Bolsonaro has claimed Brazilian public universities spread a “Marxist ideology” and said he plans to remove references to feminism, homosexuality and violence against women from textbooks.
“[Bolsonaro] believes that humanities and social sciences departments are hotbeds of left-wing, especially communist, activity,” Oliveira said. “Once he gets rid of these departments, he will probably move on to something resembling the wet dream of Brazilian neoliberals, which is to privatize the public higher education system.”
As of May 1, Brazil cut funding to multiple public universities throughout the country by 30%. The cuts led several hundred students, teachers and administrators to organize rallies and protests.
“We [in Brazil] approved a national education plan, with clear objectives to meet,” Nilton Brandao, president of one of the largest teacher unions in Brazil, told The Washington Post. “It’s a project that has been approved and that is still in vigor.

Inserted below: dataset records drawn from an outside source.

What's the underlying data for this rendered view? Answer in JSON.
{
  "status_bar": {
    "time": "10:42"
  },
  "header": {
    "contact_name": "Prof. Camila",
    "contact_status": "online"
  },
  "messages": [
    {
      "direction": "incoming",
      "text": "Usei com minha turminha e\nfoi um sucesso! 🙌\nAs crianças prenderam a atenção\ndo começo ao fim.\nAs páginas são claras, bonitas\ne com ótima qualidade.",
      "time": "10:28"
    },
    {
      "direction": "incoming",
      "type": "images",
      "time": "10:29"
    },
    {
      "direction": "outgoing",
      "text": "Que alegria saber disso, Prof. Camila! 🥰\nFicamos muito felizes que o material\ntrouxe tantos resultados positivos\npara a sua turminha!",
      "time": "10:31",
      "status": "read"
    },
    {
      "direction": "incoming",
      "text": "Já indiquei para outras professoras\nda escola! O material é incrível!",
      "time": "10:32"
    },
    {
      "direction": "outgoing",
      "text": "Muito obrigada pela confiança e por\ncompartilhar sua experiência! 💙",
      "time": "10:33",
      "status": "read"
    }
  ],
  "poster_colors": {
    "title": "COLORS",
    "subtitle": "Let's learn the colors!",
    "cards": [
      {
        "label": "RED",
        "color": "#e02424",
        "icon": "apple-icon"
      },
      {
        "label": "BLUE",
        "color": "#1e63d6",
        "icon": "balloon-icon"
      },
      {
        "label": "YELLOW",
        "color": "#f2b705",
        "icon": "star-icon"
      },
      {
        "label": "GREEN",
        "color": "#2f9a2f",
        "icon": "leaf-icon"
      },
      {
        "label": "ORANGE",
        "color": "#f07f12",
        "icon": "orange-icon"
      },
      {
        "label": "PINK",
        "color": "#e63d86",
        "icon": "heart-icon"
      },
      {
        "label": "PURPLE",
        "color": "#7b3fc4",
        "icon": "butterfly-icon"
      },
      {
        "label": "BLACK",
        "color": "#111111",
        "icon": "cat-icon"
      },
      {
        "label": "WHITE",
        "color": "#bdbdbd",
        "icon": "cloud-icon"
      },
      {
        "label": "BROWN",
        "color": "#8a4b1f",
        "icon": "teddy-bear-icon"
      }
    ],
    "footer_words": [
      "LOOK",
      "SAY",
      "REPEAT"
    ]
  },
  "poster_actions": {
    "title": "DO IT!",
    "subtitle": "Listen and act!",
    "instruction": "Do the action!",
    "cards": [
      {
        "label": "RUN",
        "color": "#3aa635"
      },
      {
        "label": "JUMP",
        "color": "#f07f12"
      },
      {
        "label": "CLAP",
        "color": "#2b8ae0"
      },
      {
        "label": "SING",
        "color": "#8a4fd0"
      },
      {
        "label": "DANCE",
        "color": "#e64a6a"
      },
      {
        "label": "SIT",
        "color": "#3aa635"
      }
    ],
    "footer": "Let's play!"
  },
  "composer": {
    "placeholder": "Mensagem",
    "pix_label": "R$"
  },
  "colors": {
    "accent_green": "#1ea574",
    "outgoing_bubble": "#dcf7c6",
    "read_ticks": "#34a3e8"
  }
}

The government is ignoring this plan. They don’t want to discuss education.”
The cuts will affect the maintenance of public universities around the country. Bolsonaro has claimed the new budget cuts are part of a plan to reduce all government spending.
“Make no mistake about it: Bolsonaro and his minions are dead-set on their plan to change for the worse Brazilian public higher education, which since the postwar era and especially over the past decade, has been a key agent of social justice and economic equality,” Oliveira added.

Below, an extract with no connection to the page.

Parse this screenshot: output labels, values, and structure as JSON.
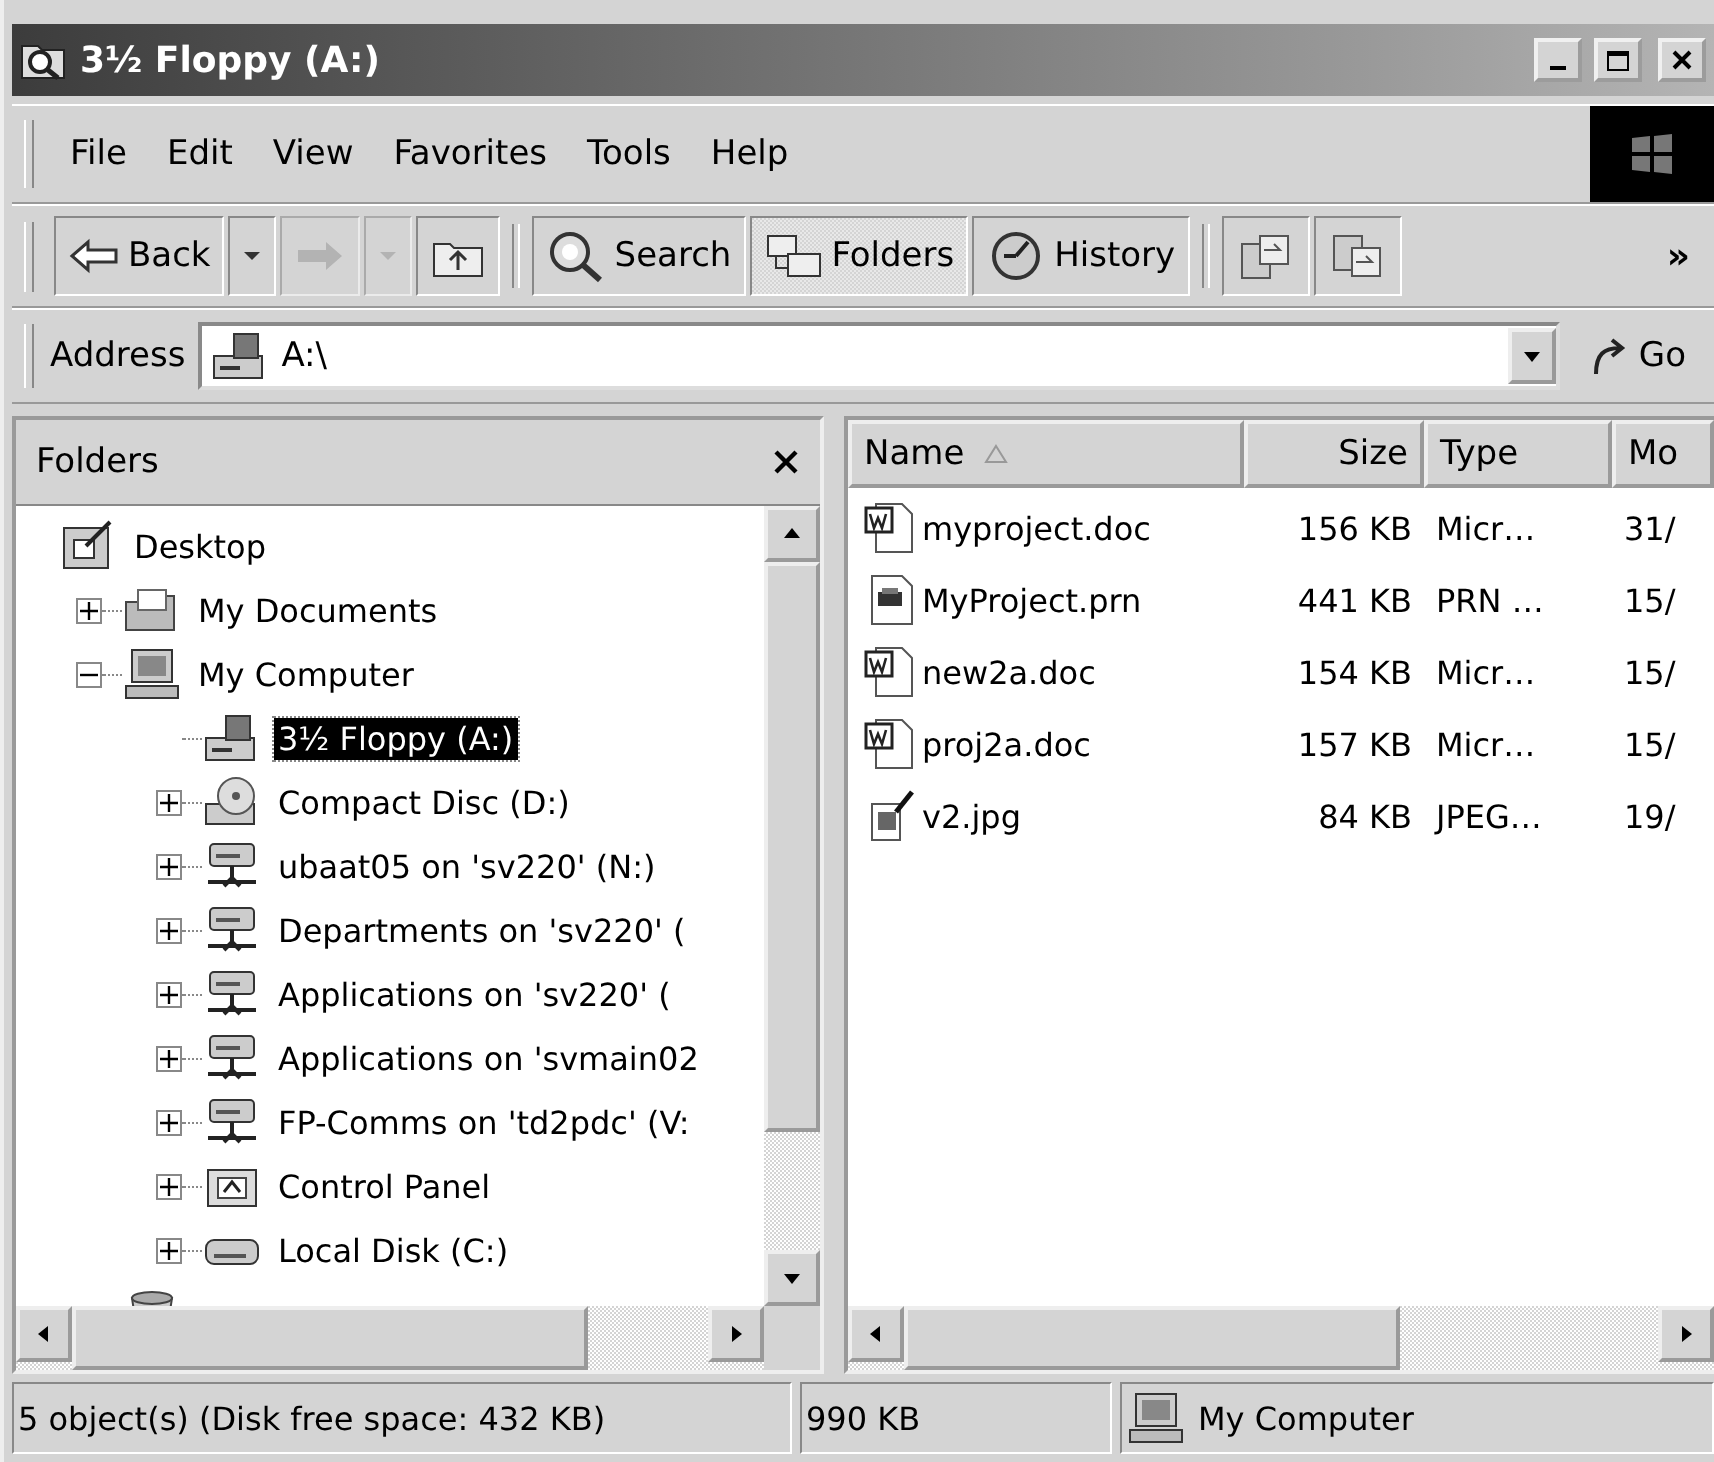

Baum said he and Torres were unsure of the effect the letter would have in the future. “More than 17,000 academics and other people who care about education across the globe have signed the letter—people from Mexico, Zambia, Argentina, [the] United Kingdom, Israel, Lesotho, Hungary, Japan, Brazil and many other nations.”

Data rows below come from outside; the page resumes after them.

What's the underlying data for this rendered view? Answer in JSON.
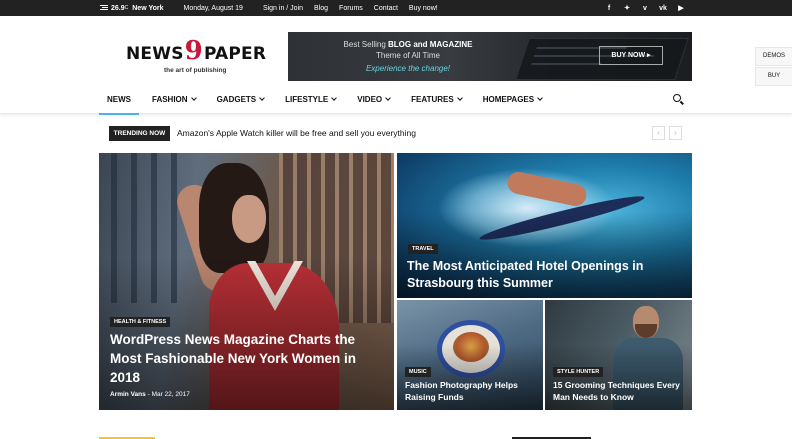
{
  "topbar": {
    "temperature": "26.9",
    "temp_unit": "C",
    "city": "New York",
    "date": "Monday, August 19",
    "links": [
      "Sign in / Join",
      "Blog",
      "Forums",
      "Contact",
      "Buy now!"
    ],
    "social_icons": [
      "facebook-icon",
      "twitter-icon",
      "vimeo-icon",
      "vk-icon",
      "youtube-icon"
    ]
  },
  "logo": {
    "word_left": "NEWS",
    "nine": "9",
    "word_right": "PAPER",
    "tagline": "the art of publishing"
  },
  "banner": {
    "line1_prefix": "Best Selling ",
    "line1_bold": "BLOG and MAGAZINE",
    "line2": "Theme of All Time",
    "line3": "Experience the change!",
    "button": "BUY NOW ▸"
  },
  "side_tabs": {
    "demos": "DEMOS",
    "buy": "BUY"
  },
  "nav": {
    "items": [
      {
        "label": "NEWS",
        "active": true,
        "dropdown": false
      },
      {
        "label": "FASHION",
        "dropdown": true
      },
      {
        "label": "GADGETS",
        "dropdown": true
      },
      {
        "label": "LIFESTYLE",
        "dropdown": true
      },
      {
        "label": "VIDEO",
        "dropdown": true
      },
      {
        "label": "FEATURES",
        "dropdown": true
      },
      {
        "label": "HOMEPAGES",
        "dropdown": true
      }
    ]
  },
  "trending": {
    "badge": "TRENDING NOW",
    "headline": "Amazon's Apple Watch killer will be free and sell you everything",
    "prev": "‹",
    "next": "›"
  },
  "tiles": {
    "main": {
      "category": "HEALTH & FITNESS",
      "title": "WordPress News Magazine Charts the Most Fashionable New York Women in 2018",
      "author": "Armin Vans",
      "separator": "-",
      "date": "Mar 22, 2017"
    },
    "top_right": {
      "category": "TRAVEL",
      "title": "The Most Anticipated Hotel Openings in Strasbourg this Summer"
    },
    "bottom_left": {
      "category": "MUSIC",
      "title": "Fashion Photography Helps Raising Funds"
    },
    "bottom_right": {
      "category": "STYLE HUNTER",
      "title": "15 Grooming Techniques Every Man Needs to Know"
    }
  },
  "colors": {
    "topbar_bg": "#222222",
    "accent_blue": "#4db2ec",
    "logo_nine": "#c8163c",
    "section_yellow": "#ffc02b"
  }
}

“We think that organizing this event is a symbolic act of global resistance against the fascist policies of the Bolsonaro administration,” Baum said.
“I signed the letter because I agree with its basic sentiments,” Roussell said. “I don’t have high hopes that Bolsonaro, or Trump for that matter, will read it and recoil in horror at his mistake, but I do hope to help inspire academic to leave their ivory tower and fight for their—and everyone’s—right to a free, quality education that is critical and comprehensive rather than simply job training.”